O Brasil precisa mais que duplicar os investimentos em infraestrutura para reduzir o déficit histórico do setor e se aproximar dos padrões internacionais. A conclusão integra o estudo divulgado pela Confederação Nacional da Indústria (CNI), que propõe um novo regime de financiamento para ampliar a participação do capital privado em projetos de longo prazo.
Durante o ano de 2024, o país aplicou R$ 266,8 bilhões no setor, o equivalente a 2,27% do Produto Interno Bruto (PIB). Contudo, a entidade avalia que seria necessário elevar essa marca para 4,65% do PIB, alcançando cerca de R$ 550 bilhões anuais por pelo menos vinte anos.
Do volume total movimentado no último ano, 70,5% vieram da iniciativa privada, enquanto o restante coube aos cofres públicos, com forte atuação de estados e municípios.

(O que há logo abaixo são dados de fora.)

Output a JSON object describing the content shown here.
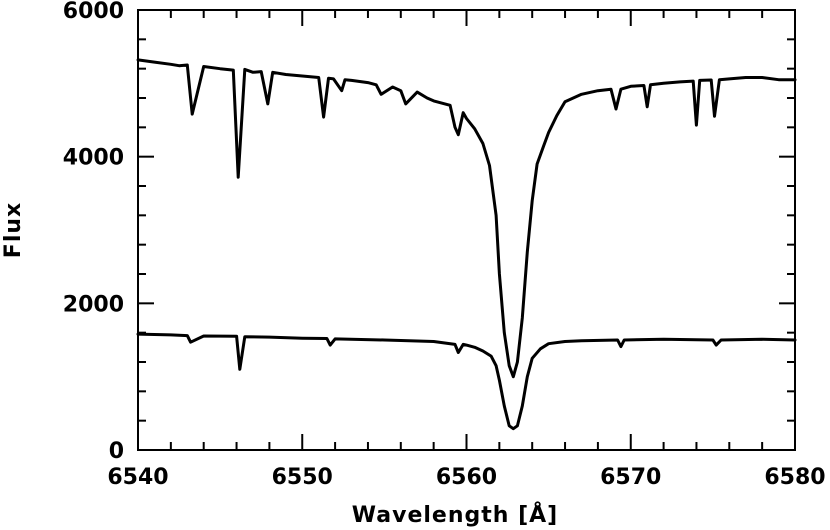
{
  "chart_data": {
    "type": "line",
    "title": "",
    "xlabel": "Wavelength [Å]",
    "ylabel": "Flux",
    "xlim": [
      6540,
      6580
    ],
    "ylim": [
      0,
      6000
    ],
    "grid": false,
    "legend": "none",
    "x_ticks": [
      6540,
      6550,
      6560,
      6570,
      6580
    ],
    "y_ticks": [
      0,
      2000,
      4000,
      6000
    ],
    "x_tick_labels": [
      "6540",
      "6550",
      "6560",
      "6570",
      "6580"
    ],
    "y_tick_labels": [
      "0",
      "2000",
      "4000",
      "6000"
    ],
    "series": [
      {
        "color": "#000000",
        "x": [
          6540.0,
          6541.0,
          6542.0,
          6542.5,
          6543.0,
          6543.3,
          6544.0,
          6545.0,
          6545.8,
          6546.1,
          6546.5,
          6547.0,
          6547.5,
          6547.9,
          6548.2,
          6549.0,
          6550.0,
          6551.0,
          6551.3,
          6551.6,
          6551.9,
          6552.4,
          6552.6,
          6553.0,
          6554.0,
          6554.5,
          6554.8,
          6555.5,
          6556.0,
          6556.3,
          6557.0,
          6557.6,
          6558.0,
          6559.0,
          6559.3,
          6559.5,
          6559.8,
          6560.0,
          6560.5,
          6561.0,
          6561.4,
          6561.8,
          6562.0,
          6562.3,
          6562.6,
          6562.85,
          6563.1,
          6563.4,
          6563.7,
          6564.0,
          6564.3,
          6564.7,
          6565.0,
          6565.5,
          6566.0,
          6567.0,
          6568.0,
          6568.8,
          6569.1,
          6569.4,
          6570.0,
          6570.8,
          6571.0,
          6571.2,
          6572.0,
          6573.0,
          6573.8,
          6574.0,
          6574.2,
          6574.9,
          6575.1,
          6575.4,
          6576.0,
          6577.0,
          6578.0,
          6579.0,
          6580.0
        ],
        "y": [
          5320,
          5290,
          5260,
          5240,
          5250,
          4580,
          5230,
          5200,
          5180,
          3720,
          5190,
          5150,
          5160,
          4720,
          5150,
          5120,
          5100,
          5080,
          4540,
          5070,
          5060,
          4900,
          5050,
          5040,
          5010,
          4980,
          4850,
          4950,
          4900,
          4720,
          4880,
          4800,
          4760,
          4700,
          4400,
          4300,
          4600,
          4520,
          4380,
          4180,
          3880,
          3200,
          2400,
          1600,
          1150,
          1000,
          1200,
          1800,
          2700,
          3400,
          3900,
          4150,
          4330,
          4560,
          4750,
          4850,
          4900,
          4920,
          4650,
          4920,
          4960,
          4970,
          4680,
          4980,
          5000,
          5020,
          5030,
          4430,
          5040,
          5045,
          4550,
          5050,
          5060,
          5080,
          5080,
          5050,
          5050
        ]
      },
      {
        "color": "#000000",
        "x": [
          6540.0,
          6542.0,
          6543.0,
          6543.2,
          6544.0,
          6546.0,
          6546.2,
          6546.5,
          6548.0,
          6550.0,
          6551.5,
          6551.7,
          6552.0,
          6555.0,
          6558.0,
          6559.3,
          6559.5,
          6559.8,
          6560.0,
          6560.5,
          6561.0,
          6561.5,
          6561.8,
          6562.0,
          6562.3,
          6562.6,
          6562.85,
          6563.1,
          6563.4,
          6563.7,
          6564.0,
          6564.5,
          6565.0,
          6566.0,
          6567.0,
          6569.2,
          6569.4,
          6569.6,
          6572.0,
          6575.0,
          6575.2,
          6575.5,
          6578.0,
          6580.0
        ],
        "y": [
          1580,
          1570,
          1560,
          1470,
          1555,
          1550,
          1100,
          1545,
          1540,
          1525,
          1520,
          1430,
          1515,
          1500,
          1480,
          1440,
          1330,
          1440,
          1430,
          1400,
          1350,
          1280,
          1150,
          950,
          600,
          330,
          290,
          330,
          600,
          1000,
          1250,
          1380,
          1450,
          1480,
          1490,
          1500,
          1410,
          1500,
          1510,
          1500,
          1430,
          1500,
          1510,
          1500
        ]
      }
    ]
  }
}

Novo modelo de financiamento
Para a CNI, nenhuma fonte isolada consegue suprir as demandas nacionais. O modelo ideal exige a combinação de esforços públicos e privados, o fortalecimento do mercado de capitais e a criação de bases sólidas para aportes duradouros.
O presidente da CNI, Ricardo Alban, reforçou a importância da previsibilidade econômica. “O Brasil precisa de responsabilidade fiscal, instituições sólidas e segurança jurídica para criar condições de mobilizar mais recursos privados para o setor de infraestrutura, sem abrir mão do papel estratégico dos investimentos públicos”, pontuou em nota.
Fontes privadas em alta
O levantamento demonstra uma transformação na matriz de financiamento entre 2010 e 2024. As fontes privadas saltaram de uma média de R$ 88,6 bilhões na primeira metade da década passada para R$ 184,5 bilhões em 2024.
Em contrapartida, os aportes públicos diretos recuaram no mesmo período. Com isso, a participação privada passou de 29,3% para 61,5% do total investido na infraestrutura brasileira.
Medidas propostas pela entidade
A CNI defende que o novo marco inclua estabilidade macroeconômica, fortalecimento do mercado de capitais, expansão do crédito privado e maior segurança regulatória. O Banco Nacional de Desenvolvimento Econômico e Social (BNDES) também é apontado como peça chave para mitigar riscos e atrair novos parceiros.